他給梁左前所未有奇特感覺,仿佛他根本不存在,梁左眼前只是一道生動的幻影。可對方一步步靠近,梁左又感應到截然不同的體驗,那人身上仿佛具有某種魔力,任何波動觸及到他周圍都消失無蹤,或者說是被他抹平了,讓人覺得心也出奇寧靜。
梁左卻額頭滲出汗來。
體內(nèi)的氣幾乎無法使用,猶如是被人催眠,抑或是收到了某種指令,根本不敢對其反抗。
雙目緊閉的男人讓梁左身體無比放松,內(nèi)心卻緊張得幾乎要崩潰。
最可怕的是面對他時你根本無法反抗,你的身體已經(jīng)背叛了你,變成了被對方左右,就像是颶風下的小草,只能夠隨風擺動,無法自控。
他的名字已經(jīng)呼之欲出。
靜心寺,天君燕遲。
眾人稱呼燕遲從來不是靜心寺掌門,因為他并不需要這份頭銜來榮譽自己,燕遲的名字比靜心寺更要響亮。自從燕遲進入天君之境后,他就不再睜眼,據(jù)說是在修行靜心禪“無想無念”最終的極點“天人合一”,這是一個隨時都在處于修行之中的狂人。
小天君姚燁之所以被追捧,很大程度上是由于姚燁的軌跡與燕遲太過相似,讓人很難不聯(lián)想,或許姚燁就會是下一個燕遲。
可姚燁終究只是替代品,而非正品。
燕遲走到陣法門口,停步。
歐陽情也感受到莫大壓力,拉開簽字卷軸。
燕遲開口:“好。”
在卷軸上竟然就出現(xiàn)了一個剛勁筆觸的燕字。
“燕天君到!”
歐陽情喊到最后一個字都有些破音。
等燕遲消失在陣法中,歐陽情也不由擦了擦額頭的汗,低聲嘀咕:“燕天君給人的壓力還真是大……天君果然不一般……”

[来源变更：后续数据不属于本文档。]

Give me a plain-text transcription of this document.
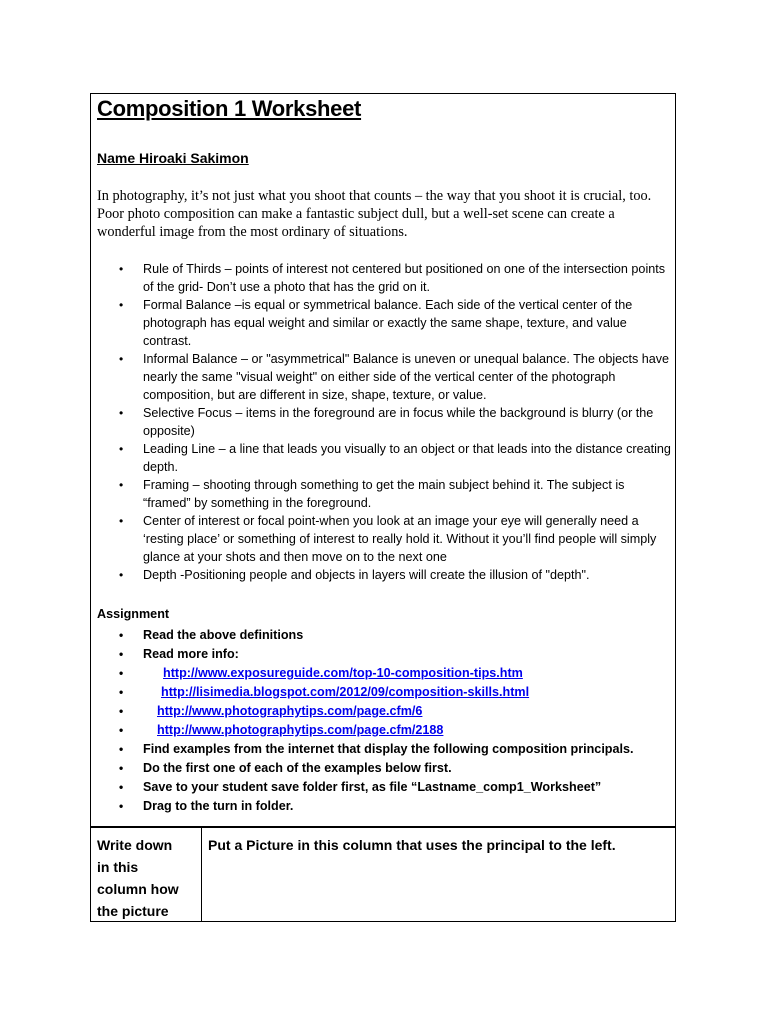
Composition 1 Worksheet
Name Hiroaki Sakimon

In photography, it’s not just what you shoot that counts – the way that you shoot it is crucial, too. Poor photo composition can make a fantastic subject dull, but a well-set scene can create a wonderful image from the most ordinary of situations.

• Rule of Thirds – points of interest not centered but positioned on one of the intersection points of the grid- Don’t use a photo that has the grid on it.
• Formal Balance –is equal or symmetrical balance. Each side of the vertical center of the photograph has equal weight and similar or exactly the same shape, texture, and value contrast.
• Informal Balance – or "asymmetrical" Balance is uneven or unequal balance. The objects have nearly the same "visual weight" on either side of the vertical center of the photograph composition, but are different in size, shape, texture, or value.
• Selective Focus – items in the foreground are in focus while the background is blurry (or the opposite)
• Leading Line – a line that leads you visually to an object or that leads into the distance creating depth.
• Framing – shooting through something to get the main subject behind it. The subject is “framed” by something in the foreground.
• Center of interest or focal point-when you look at an image your eye will generally need a ‘resting place’ or something of interest to really hold it. Without it you’ll find people will simply glance at your shots and then move on to the next one
• Depth -Positioning people and objects in layers will create the illusion of "depth".

Assignment

• Read the above definitions
• Read more info:
• http://www.exposureguide.com/top-10-composition-tips.htm
• http://lisimedia.blogspot.com/2012/09/composition-skills.html
• http://www.photographytips.com/page.cfm/6
• http://www.photographytips.com/page.cfm/2188
• Find examples from the internet that display the following composition principals.
• Do the first one of each of the examples below first.
• Save to your student save folder first, as file “Lastname_comp1_Worksheet”
• Drag to the turn in folder.
Write down
in this
column how
the picture
Put a Picture in this column that uses the principal to the left.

兩個大佬前后踏入凌霄鏡,近兩個小時沒有人再從北門陣法進入。
梁左稍微放松了一下神經(jīng)。
突然,他嗅到了一股奇特香味。這香味似乎是某種水果的芬芳,可仔細一嗅又像是調(diào)制的復雜香水,一股味道里竟然有好幾種變化。
“新百味的人來了。”
歐陽情大喜道。
“我算來得早還是來得遲?”
一位頭上系著帕子的姑娘走進來,她一身水綠色長裙,上身披著一件黑色小馬甲,顯得她腰肢纖細。與之前兩位空手來的大佬不同,她手提竹簍,香味就是從里頭散發(fā)出來的,梁左偷瞄了兩眼,明目也無法看透那看起來脆弱簡陋的竹簍蓋子。
“香草大廚。”
歐陽情喊出了她的名字。
“咦,你是誰?”
香草卻不認識他,不由好奇問。
“我是你的粉絲,我超愛你做的香草水晶餃……”
歐陽情一臉迷弟模樣,竟然有些不好意思。
“謝謝你呀。”
香草笑吟吟地摸出一個印章,蓋在歐陽情的卷軸上。
新百味·香草。
紅色纖細的字體就像是她人一樣秀美。
這就是青子曾經(jīng)的師傅,梁左不由多看了她兩眼。
“辛苦了,待會兒進來吃東西,我這里有不少呢。”
香草朝他們倆揮揮手,也走進去。